Concluding 2005 Books

Jan 13, 2006 14:21

And Now a Few Words from Me:
Advertising’s Leading Critic Lays down the Law Once and for All
- Bob Garfield
- As one might expect from the title, this Bob Garfield is pretty full of himself. So much so that it was difficult to wade through the introduction to the book. However, it was a fun book to read, with lots of humour, lots of quotable lines, and very enjoyable on the whole. Is it something important that everyone should read? No. Do I recommend it for its Fun Factor? Absolutely.
- Quotes and Excerpts:
It is easy to be wrong when you’re cloistered on the inside with like-minded, like-blinded people.
“Thumbs-up” soon loses its meaning if there is no possibility for “Thumbs-down”.
Weekly water torture / Full immersion / No wonder I drink
As Moses discovered the hard way, the prophet business is a bitch… from this day forward, nobody can blame me. I’ve put in my forty days and forty nights and then some. At this point all I can do is pray.
Mindless corporate automatons… don’t like being portrayed as mindless corporate automatons.
…those spots invoked sexuality not because it corresponded with the product or the promise but because the people behind the advertising didn’t have any real ideas… attention getting was mistaken for a goal… As the drunken party buffoon who puts the lampshade on his head knows… attention in and of itself doesn’t win friends. There is no point in getting everybody’s attention if you have nothing to offer once you have it. What people do then is just nervously edge away.
…it’s a preposterous, incendiary, and ultimately counter-productive overstatement - but it doesn’t come from nothing.
Many critics… believe advertising generally to be a malignant cancer in the culture. Jean Kilbourne writes that “all ads, in addition to selling products, sell us the idea that buying things can make us happy, that products can fulfill us and meet our deepest human needs.”
…society is clearly reevaluating, and the current consensus is that sexual correctness is a futile exercise in denial.
Advertising must amuse, seduce, entertain, or otherwise enthrall viewers… but what amuses, seduces, entertains, and enthralls me, or you,… is apt to be very different from what amuses, seduces, entertains, and enthralls Wanda and Darryl and the exactly 50 percent of the consuming public who are stupider than average.
Bear in mind that you must impress the target audience even if… the target audience doesn’t impress you.
Do not be so blindly determined to think outside the box, that you are constructing your own coffins.

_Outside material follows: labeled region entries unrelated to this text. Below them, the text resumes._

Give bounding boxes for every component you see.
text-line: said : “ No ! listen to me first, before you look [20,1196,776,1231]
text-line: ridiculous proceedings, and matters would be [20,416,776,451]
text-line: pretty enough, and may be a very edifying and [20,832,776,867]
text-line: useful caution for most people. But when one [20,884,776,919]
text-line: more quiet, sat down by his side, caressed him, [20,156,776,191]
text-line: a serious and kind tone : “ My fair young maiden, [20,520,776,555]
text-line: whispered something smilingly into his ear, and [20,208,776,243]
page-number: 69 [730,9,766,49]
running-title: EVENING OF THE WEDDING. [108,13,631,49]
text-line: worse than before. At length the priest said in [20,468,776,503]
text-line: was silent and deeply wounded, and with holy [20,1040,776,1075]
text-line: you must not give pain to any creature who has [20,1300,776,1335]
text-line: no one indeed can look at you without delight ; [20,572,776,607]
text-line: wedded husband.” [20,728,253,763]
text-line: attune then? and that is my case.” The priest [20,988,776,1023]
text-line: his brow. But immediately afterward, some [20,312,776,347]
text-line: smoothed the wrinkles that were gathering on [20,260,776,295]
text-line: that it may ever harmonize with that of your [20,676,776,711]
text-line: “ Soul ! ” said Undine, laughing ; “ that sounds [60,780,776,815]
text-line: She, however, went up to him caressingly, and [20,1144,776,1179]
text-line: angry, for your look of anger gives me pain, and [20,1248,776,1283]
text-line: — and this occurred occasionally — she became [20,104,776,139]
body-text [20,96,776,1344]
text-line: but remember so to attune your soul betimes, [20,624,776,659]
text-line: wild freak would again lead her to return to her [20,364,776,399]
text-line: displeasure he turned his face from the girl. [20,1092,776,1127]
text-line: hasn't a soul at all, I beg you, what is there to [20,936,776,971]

Exactly the kind of artiness… that makes people hate art
The (something, something) wasn’t a terrible idea. The charge of the Light Brigade, that was a terrible idea. The Watergate break-in was a terrible idea.
The (something, something) was a satisfactory idea, executed terribly - like the O. J. Simpson prosecution.
Are you so lost in the funhouse of the production process, too pumped full of creative adrenaline, to see how your elaborate dream might materialize as… the client’s worst nightmare?
Nobody in the eventual audience will care about how complicated and exciting the project was.
Please Note: Satan is a household name. Its just that nobody wants to do business with him.
…advice they give roofers and iron workers. You’ve got to feel comfortable up there, or else you’ll fall. But you can’t feel too comfortable, or else you’ll forget where you are, and you’ll fall.
The result was unforgettable, in approximately the way passing a kidney stone is unforgettable.
There is a difference between facts and truth… the parts may be themselves true, but the whole is a filthy, preposterous, reckless, cynical, shameless, damnable lie. It is also standard operating procedure in political campaigns, run by opportunistic dirty tricksters such as would make Machiavelli blush.
… using small facts to tell the Big Lie
… why be simply compelling when you can play on the emotions of a traumatized society and fashion yourself a corporate hero? What does simple human decency have to do with it? You are General Motors. You are Ford. The sacred burial grounds of September 11 are yours to trample, hoisting the flag, desecrating the victims, for the holy purpose of moving the merchandise. The terrorists strike. You conquer. My God, will there ever be a reckoning?
It’s a very “Drink the Kool-Aid” kind of place
Yo, Madge, you cackling harpie, go to hell… We’re not merely exposed to TV advertising, we’re soaking in it… Factor in… its overarching incitement to mindless consumption, and one can easily see how … the “Advertising Century” can be written off as a sorry display of capitalist excess, a toxic by-product of the Information Age.
If advertising were nothing else, it would be valuable as the Rosetta stone of the consumer society.
Fire. The wheel. The printing press. The steam engine. Antibiotics. The integrated circuit. Digitization. TV is on the short list of innovations that changed humankind, and this one was on Madge’s dime. Indeed, one can posit a powerful argument that the TV signal - both the programming and advertising it carried - changed the world in a quite specific way by substantially undermining the Communist bloc. The Iron Curtain could keep people in, but it couldn’t keep the news of the consumer society out. When, through broadcast and video, people in the East realized what was being advertised and purchased in the West, the fraud of Marxist rhetoric was at last all too evident.